To those that much is given……

I’m not a politician so whenever a work related incident is politicised, it gets me on edge.

I prefer to deal with the facts as presented. As a HRM, when you get mixed up in the office and work politics, you loose sight of the reality of what’s happening, your attention is diverted. Experience has taught me that things are never what they seem.

I’m writing this article following the recent incident where a patient at Kenyatta National Hospital, Nairobi had a brain surgery performed on him even though he was the wrong patient. The CEO was sent on compulsory leave and then the Registrars at KNH & Moi Teaching and Referral Hospital downed their tools following the suspension of doctor who performed the surgery. They cited victimization, they were standing in solidarity with their colleague. Then there were those claiming that the CEO had nothing to do with the incident and someone was out to get her.

I’m a strong believer that the buck always stops with the boss. If anything goes wrong, or right, it is the boss who is answerable, whether they were there or not. The rest of the details of how he or she wants to handle the matter within the confines of the company walls, those are details.
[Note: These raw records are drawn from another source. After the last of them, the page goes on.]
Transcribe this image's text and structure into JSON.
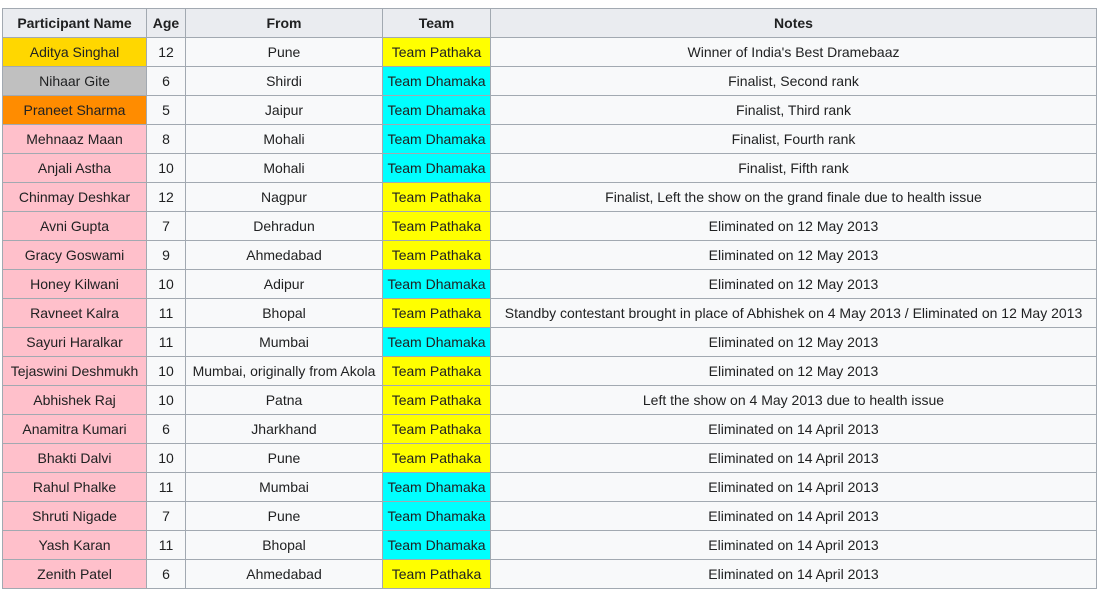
{
  "colors": {
    "gold": "#FFD700",
    "silver": "#C0C0C0",
    "orange": "#FF8C00",
    "pink": "#FFC0CB",
    "yellow": "#FFFF00",
    "cyan": "#00FFFF",
    "header_bg": "#eaecf0",
    "cell_bg": "#f8f9fa",
    "border": "#a2a9b1"
  },
  "table": {
    "headers": [
      "Participant Name",
      "Age",
      "From",
      "Team",
      "Notes"
    ]
  },
  "rows": [
    {
      "name": "Aditya Singhal",
      "age": "12",
      "from": "Pune",
      "team": "Team Pathaka",
      "notes": "Winner of India's Best Dramebaaz",
      "name_color": "gold",
      "team_color": "yellow"
    },
    {
      "name": "Nihaar Gite",
      "age": "6",
      "from": "Shirdi",
      "team": "Team Dhamaka",
      "notes": "Finalist, Second rank",
      "name_color": "silver",
      "team_color": "cyan"
    },
    {
      "name": "Praneet Sharma",
      "age": "5",
      "from": "Jaipur",
      "team": "Team Dhamaka",
      "notes": "Finalist, Third rank",
      "name_color": "orange",
      "team_color": "cyan"
    },
    {
      "name": "Mehnaaz Maan",
      "age": "8",
      "from": "Mohali",
      "team": "Team Dhamaka",
      "notes": "Finalist, Fourth rank",
      "name_color": "pink",
      "team_color": "cyan"
    },
    {
      "name": "Anjali Astha",
      "age": "10",
      "from": "Mohali",
      "team": "Team Dhamaka",
      "notes": "Finalist, Fifth rank",
      "name_color": "pink",
      "team_color": "cyan"
    },
    {
      "name": "Chinmay Deshkar",
      "age": "12",
      "from": "Nagpur",
      "team": "Team Pathaka",
      "notes": "Finalist, Left the show on the grand finale due to health issue",
      "name_color": "pink",
      "team_color": "yellow"
    },
    {
      "name": "Avni Gupta",
      "age": "7",
      "from": "Dehradun",
      "team": "Team Pathaka",
      "notes": "Eliminated on 12 May 2013",
      "name_color": "pink",
      "team_color": "yellow"
    },
    {
      "name": "Gracy Goswami",
      "age": "9",
      "from": "Ahmedabad",
      "team": "Team Pathaka",
      "notes": "Eliminated on 12 May 2013",
      "name_color": "pink",
      "team_color": "yellow"
    },
    {
      "name": "Honey Kilwani",
      "age": "10",
      "from": "Adipur",
      "team": "Team Dhamaka",
      "notes": "Eliminated on 12 May 2013",
      "name_color": "pink",
      "team_color": "cyan"
    },
    {
      "name": "Ravneet Kalra",
      "age": "11",
      "from": "Bhopal",
      "team": "Team Pathaka",
      "notes": "Standby contestant brought in place of Abhishek on 4 May 2013 / Eliminated on 12 May 2013",
      "name_color": "pink",
      "team_color": "yellow"
    },
    {
      "name": "Sayuri Haralkar",
      "age": "11",
      "from": "Mumbai",
      "team": "Team Dhamaka",
      "notes": "Eliminated on 12 May 2013",
      "name_color": "pink",
      "team_color": "cyan"
    },
    {
      "name": "Tejaswini Deshmukh",
      "age": "10",
      "from": "Mumbai, originally from Akola",
      "team": "Team Pathaka",
      "notes": "Eliminated on 12 May 2013",
      "name_color": "pink",
      "team_color": "yellow"
    },
    {
      "name": "Abhishek Raj",
      "age": "10",
      "from": "Patna",
      "team": "Team Pathaka",
      "notes": "Left the show on 4 May 2013 due to health issue",
      "name_color": "pink",
      "team_color": "yellow"
    },
    {
      "name": "Anamitra Kumari",
      "age": "6",
      "from": "Jharkhand",
      "team": "Team Pathaka",
      "notes": "Eliminated on 14 April 2013",
      "name_color": "pink",
      "team_color": "yellow"
    },
    {
      "name": "Bhakti Dalvi",
      "age": "10",
      "from": "Pune",
      "team": "Team Pathaka",
      "notes": "Eliminated on 14 April 2013",
      "name_color": "pink",
      "team_color": "yellow"
    },
    {
      "name": "Rahul Phalke",
      "age": "11",
      "from": "Mumbai",
      "team": "Team Dhamaka",
      "notes": "Eliminated on 14 April 2013",
      "name_color": "pink",
      "team_color": "cyan"
    },
    {
      "name": "Shruti Nigade",
      "age": "7",
      "from": "Pune",
      "team": "Team Dhamaka",
      "notes": "Eliminated on 14 April 2013",
      "name_color": "pink",
      "team_color": "cyan"
    },
    {
      "name": "Yash Karan",
      "age": "11",
      "from": "Bhopal",
      "team": "Team Dhamaka",
      "notes": "Eliminated on 14 April 2013",
      "name_color": "pink",
      "team_color": "cyan"
    },
    {
      "name": "Zenith Patel",
      "age": "6",
      "from": "Ahmedabad",
      "team": "Team Pathaka",
      "notes": "Eliminated on 14 April 2013",
      "name_color": "pink",
      "team_color": "yellow"
    }
  ]
}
The Holy Bible says that to those that much is given, much is expected. When you are in a position of authority, you are not just responsible when things go right. Even when things go wrong, you still remain at the helm of it, and trust me, things will go very wrong sometimes, like this incident. Any manager who removes him/herself from a situation and blames it on their junior staff is irresponsible and should not hold that position.

Many a times when such negative incidents happen, you as the boss may find yourself between a rock and a hard place. You may loose your job as a result, but such is life. It is just like inheriting property from your parents; you inherit both the assets and the liabilities.

Therefore, to those crying foul over the KNH CEO compulsory leave situation, I’d like to say this, being the CEO of the largest referral hospital in Eastern & Central Africa is not a walk in the park. There could have been politics involved, there could even have been malice & sabotage,however, to those that much is given, much is expected.